Thursday, March 14, 2019

Where Do I Go From Here?

I think I'm stuck. I'm at a point in my life where I don't want to be and that window to escape has more or less closed. I haven't made the decisions that have led me here. These decisions have been made for me or more like I've been compelled to make certain choices to appease people in my family and my circle. I know this sounds like I'm blaming others for everything that is wrong in my life. I'll be honest, this is partly what I'm doing. But sometimes others are to blame for your condition, right? It cannot be all your fault all the time.

I have wasted 8 years of my life, doing things I did not want to do and being made miserable about the things that I did on my own. I've been made to feel miserable about the choices that I've made that were not in accordance with societal acceptance, as if they were a sin. From decisions of taking a job at a startup to buying a bike for myself, I was constantly told that I have wasted a lot of my parents' money and this decision that I took was not the right one to make.
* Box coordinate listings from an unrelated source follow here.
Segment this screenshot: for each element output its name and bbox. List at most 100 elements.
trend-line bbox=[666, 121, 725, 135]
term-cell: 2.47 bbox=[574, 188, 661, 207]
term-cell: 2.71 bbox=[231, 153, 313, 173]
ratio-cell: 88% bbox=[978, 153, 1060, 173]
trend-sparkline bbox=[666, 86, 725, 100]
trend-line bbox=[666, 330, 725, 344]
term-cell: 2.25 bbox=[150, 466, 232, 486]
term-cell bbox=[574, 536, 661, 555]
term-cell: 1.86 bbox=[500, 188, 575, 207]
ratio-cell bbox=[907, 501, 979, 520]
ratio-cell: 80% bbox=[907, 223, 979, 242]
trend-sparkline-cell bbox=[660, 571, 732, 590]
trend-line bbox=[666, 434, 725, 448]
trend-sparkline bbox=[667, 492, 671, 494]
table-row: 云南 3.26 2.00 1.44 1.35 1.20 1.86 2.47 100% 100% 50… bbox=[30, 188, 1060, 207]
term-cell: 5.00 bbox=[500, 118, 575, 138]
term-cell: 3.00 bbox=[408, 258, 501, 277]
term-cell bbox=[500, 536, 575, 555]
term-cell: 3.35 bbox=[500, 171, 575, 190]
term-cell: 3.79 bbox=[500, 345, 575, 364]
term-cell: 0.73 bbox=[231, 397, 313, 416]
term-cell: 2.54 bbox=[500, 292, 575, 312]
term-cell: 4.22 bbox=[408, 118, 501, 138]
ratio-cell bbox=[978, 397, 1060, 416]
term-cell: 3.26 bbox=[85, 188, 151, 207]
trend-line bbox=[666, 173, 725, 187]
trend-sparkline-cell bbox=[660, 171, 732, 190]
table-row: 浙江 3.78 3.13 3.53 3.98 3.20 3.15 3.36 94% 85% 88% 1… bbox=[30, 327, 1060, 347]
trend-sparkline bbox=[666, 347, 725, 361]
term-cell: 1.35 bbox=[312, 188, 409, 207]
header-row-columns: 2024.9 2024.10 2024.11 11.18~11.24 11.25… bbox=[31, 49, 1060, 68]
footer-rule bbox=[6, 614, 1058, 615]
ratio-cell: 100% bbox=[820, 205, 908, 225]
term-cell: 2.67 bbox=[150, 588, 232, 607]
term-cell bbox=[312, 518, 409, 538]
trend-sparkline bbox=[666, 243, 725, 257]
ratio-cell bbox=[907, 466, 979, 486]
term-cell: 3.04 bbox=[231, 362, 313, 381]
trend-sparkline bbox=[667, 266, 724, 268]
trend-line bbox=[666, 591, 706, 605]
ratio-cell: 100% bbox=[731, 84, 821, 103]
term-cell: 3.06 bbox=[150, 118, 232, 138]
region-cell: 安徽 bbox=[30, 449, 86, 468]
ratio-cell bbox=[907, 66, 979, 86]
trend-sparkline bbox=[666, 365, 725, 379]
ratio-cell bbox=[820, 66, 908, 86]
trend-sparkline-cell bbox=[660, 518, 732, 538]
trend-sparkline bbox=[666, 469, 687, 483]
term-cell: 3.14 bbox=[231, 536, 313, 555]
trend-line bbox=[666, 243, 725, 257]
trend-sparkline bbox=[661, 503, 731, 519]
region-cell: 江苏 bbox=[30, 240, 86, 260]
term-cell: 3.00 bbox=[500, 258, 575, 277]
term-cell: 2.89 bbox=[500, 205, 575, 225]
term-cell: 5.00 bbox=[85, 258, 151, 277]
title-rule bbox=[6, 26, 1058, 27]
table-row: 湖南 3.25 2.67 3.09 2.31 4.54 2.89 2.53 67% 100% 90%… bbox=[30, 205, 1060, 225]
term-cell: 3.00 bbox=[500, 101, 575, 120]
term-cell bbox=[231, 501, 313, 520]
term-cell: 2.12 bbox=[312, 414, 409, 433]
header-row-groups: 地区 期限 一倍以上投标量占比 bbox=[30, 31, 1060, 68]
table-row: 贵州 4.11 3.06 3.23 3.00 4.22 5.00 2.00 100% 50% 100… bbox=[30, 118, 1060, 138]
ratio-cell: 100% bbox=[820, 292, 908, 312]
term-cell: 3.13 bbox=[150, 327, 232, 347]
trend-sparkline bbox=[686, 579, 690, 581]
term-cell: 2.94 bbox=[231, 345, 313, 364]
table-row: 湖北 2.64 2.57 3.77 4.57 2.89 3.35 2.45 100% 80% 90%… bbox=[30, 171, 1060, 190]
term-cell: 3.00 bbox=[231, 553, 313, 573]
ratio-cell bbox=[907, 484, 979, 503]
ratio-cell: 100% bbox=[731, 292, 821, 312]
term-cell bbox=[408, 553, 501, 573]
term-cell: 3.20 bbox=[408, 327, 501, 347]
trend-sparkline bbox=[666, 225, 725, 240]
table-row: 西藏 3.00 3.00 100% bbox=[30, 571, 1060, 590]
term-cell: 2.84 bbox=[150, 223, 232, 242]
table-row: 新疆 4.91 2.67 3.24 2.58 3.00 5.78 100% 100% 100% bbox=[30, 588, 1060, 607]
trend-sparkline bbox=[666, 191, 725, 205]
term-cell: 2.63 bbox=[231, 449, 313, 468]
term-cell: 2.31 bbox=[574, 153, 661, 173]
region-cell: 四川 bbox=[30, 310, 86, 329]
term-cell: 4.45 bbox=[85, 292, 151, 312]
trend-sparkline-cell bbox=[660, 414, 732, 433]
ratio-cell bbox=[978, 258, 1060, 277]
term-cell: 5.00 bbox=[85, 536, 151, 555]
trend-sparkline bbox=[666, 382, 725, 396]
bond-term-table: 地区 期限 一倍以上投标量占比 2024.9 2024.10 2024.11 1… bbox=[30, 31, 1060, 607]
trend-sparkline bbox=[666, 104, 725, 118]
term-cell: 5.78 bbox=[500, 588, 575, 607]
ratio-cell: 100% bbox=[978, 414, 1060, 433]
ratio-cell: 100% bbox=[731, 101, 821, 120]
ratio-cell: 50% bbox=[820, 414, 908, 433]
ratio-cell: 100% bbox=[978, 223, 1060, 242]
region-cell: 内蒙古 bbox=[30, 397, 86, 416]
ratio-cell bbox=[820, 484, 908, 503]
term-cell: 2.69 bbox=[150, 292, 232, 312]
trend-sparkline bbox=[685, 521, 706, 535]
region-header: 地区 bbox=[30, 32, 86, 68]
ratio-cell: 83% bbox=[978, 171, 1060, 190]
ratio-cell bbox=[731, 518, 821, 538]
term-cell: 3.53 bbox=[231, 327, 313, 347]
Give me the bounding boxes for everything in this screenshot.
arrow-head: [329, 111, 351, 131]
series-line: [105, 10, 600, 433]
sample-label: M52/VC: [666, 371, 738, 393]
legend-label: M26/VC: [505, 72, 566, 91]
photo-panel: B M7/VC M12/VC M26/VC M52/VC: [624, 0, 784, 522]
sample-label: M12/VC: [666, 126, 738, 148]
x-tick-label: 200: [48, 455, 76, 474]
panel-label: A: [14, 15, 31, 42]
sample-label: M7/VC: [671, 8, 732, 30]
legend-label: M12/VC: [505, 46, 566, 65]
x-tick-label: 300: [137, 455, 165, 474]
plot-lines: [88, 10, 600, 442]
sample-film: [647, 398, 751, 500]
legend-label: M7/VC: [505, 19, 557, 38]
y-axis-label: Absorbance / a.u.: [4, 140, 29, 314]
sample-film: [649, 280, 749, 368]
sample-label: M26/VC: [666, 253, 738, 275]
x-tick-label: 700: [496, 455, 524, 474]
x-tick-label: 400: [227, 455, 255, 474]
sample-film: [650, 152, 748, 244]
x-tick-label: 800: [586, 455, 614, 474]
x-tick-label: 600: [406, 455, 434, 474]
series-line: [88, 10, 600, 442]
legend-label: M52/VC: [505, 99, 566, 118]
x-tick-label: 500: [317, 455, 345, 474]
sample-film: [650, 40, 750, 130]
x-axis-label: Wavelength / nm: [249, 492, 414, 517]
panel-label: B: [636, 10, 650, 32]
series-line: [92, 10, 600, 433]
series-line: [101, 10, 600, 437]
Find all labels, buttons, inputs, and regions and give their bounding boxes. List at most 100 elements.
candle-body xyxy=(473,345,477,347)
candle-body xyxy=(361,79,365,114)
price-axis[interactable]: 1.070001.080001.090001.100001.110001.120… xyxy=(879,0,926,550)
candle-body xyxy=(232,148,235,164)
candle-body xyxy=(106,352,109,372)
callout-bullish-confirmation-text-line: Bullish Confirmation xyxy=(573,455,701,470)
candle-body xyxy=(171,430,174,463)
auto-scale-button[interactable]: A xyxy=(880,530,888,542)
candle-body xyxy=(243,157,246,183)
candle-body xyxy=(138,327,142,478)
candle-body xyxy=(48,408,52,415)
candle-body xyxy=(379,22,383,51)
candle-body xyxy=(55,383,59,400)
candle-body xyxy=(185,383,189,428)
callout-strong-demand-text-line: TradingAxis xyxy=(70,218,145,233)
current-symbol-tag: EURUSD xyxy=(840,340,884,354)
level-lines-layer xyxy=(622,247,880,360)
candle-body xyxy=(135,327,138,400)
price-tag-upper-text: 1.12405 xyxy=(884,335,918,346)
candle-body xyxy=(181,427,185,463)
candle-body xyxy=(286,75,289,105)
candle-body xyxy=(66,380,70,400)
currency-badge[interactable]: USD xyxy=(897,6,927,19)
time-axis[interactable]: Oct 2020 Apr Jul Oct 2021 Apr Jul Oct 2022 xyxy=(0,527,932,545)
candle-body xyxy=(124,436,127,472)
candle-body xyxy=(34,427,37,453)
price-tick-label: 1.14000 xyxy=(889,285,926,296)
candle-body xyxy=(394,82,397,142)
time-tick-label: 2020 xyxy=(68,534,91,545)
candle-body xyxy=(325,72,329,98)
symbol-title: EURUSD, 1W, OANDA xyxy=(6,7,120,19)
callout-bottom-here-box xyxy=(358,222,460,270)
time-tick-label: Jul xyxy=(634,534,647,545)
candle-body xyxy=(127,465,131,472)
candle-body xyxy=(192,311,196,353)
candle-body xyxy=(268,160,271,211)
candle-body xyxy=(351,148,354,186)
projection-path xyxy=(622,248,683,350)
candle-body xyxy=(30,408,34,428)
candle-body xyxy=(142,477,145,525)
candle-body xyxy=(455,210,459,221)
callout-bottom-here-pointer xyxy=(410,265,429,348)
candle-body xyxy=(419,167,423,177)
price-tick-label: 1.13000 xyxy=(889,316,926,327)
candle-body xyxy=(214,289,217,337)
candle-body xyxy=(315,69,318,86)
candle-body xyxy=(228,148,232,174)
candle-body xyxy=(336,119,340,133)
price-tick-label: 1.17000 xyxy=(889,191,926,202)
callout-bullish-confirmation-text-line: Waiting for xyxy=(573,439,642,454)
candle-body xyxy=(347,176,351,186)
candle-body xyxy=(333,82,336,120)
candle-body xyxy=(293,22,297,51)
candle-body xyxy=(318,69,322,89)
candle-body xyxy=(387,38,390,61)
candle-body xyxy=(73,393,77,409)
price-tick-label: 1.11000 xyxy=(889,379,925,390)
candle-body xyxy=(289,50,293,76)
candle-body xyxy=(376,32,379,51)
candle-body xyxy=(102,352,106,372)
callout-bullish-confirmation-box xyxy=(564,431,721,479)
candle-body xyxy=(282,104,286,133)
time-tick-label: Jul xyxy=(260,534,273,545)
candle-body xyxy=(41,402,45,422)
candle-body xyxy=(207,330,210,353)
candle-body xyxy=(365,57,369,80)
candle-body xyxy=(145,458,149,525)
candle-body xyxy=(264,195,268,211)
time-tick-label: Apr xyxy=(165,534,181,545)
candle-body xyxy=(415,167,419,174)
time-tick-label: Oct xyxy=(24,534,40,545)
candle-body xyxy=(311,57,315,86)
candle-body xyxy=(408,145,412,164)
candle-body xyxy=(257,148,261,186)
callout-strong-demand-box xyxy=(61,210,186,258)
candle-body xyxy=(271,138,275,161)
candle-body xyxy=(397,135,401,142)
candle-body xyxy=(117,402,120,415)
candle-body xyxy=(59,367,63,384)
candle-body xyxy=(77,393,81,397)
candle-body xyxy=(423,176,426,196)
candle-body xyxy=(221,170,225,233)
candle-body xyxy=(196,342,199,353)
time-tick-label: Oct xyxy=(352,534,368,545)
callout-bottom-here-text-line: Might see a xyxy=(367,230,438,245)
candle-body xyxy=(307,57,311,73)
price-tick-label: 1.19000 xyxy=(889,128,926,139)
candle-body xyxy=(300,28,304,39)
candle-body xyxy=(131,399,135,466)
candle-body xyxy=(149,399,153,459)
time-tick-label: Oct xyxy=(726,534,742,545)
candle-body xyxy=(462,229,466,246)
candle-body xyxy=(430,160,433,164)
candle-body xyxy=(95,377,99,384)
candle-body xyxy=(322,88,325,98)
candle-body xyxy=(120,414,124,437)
There is a lot of pent up emotion around these issues. I feel reluctant to allow these societal elements dictate my choices but it is hard not to listen to them when the people you care about the most, your parents, listen to them.

No matter how independent we think we are, our decisions are always influenced and biased. It's the people who influence these decisions that matter. And the biggest influence is parents. Parents feel like that they have this responsibility of deciding what is good for their child and what is not. And it right for them to think so but till what extent should we extend this liberty of parents to make these decisions?

I believe that it is a generational thing. My generation has seen the onset of individualism, something that might not have been prevalent during our parents' generation. Parents want their kids to do good in life but they want them to do it the way they approve of and god forbid if you try to do something else. So we are brought up in a manner that we have to be complacent to our parents and to all elders around us. Our generation has a broader perspective about a myriad of topics and we have realised that we are capable of making our own decisions, whether good or bad. And this decision making ability gives us a sense of freedom, a sense of our own self and probably a purpose along with it. Our parents have a hard time accepting this fact and adjusting to this reality, probably because parents see themselves acting as a safety net for us. It's high time that they realised that we need to face some problems and derive solutions from them on our own.

Our generation is having a hard time adjusting to this whole adulting business because we were never raised to be adults. We were always raised to be our parents' children, always complacent. This is why many of us, or at least I, struggle with having a serious adult discussion with our parents. These discussions range from contributing to family earning to opening up about the stress in our lives or just a simple "How are you?" in context to what is happening in our lives. We are being stopped from participating in things like these because these are things that adults do and we are simply children. 20-something, old enough to drink and to choose the government and to do a lot of other stuff, children.

Take a reality check, how many of us know how to do our own laundry, pay the electricity bill, do the taxes, apply for an education loan or, in some cases, even cook a decent meal for ourselves. In most cases, it isn't until you move out and get acquainted with these facts. Our parents are extremely loving and giving and this is the exact same thing that has spoilt them and us.

When is the last time you remember making an important decision for yourself, by yourself? One that would impact your life, say 10 years down the line. Like choosing what you wanted to do after 10th or 12th standard? Which college you wanted to go to? Which job or career you wanted to take up?

This is the same situation that I don't want to end up in. I don't want to look back at my life and see that these were not the things I wanted to do but still had to do them because my neighbours and relatives convinced my parents that this was the only way they would be able to be proud of me.

I am also to share the blame for the situation that I am in. I am not at all assertive (don't confuse that with not being confident) and that has affected my ability to convince my parents that I know what I am doing with my life. A lot has happened with me over the course of the past 10 years and I regret that I didn't have the assertiveness to tell my parents that I had already chosen a path for myself. I know this is a cowardly move writing about it here. My friend once told me that I was not confident enough to talk to people about real issues and that I was scared, which is why I blog about such personal issues. But right now I feel like it is the only way left to at least voice what I have to say.

From the decision to buying a post-paid SIM card to choosing a stream after 10th standard to choosing a college till deciding to do an MBA, my parents have made them for me or asked me to consult someone who would guide me with I should do in life because I clearly had no idea about what I was doing with my life and ironically enough, this too was decided by my parents for me.

Of course, I don't want to sound like I hate my parents. I love my parents but I completely hate the idea of them deciding what I should do in life and that too at a stage when I am completely capable of making these instrumental decisions for myself.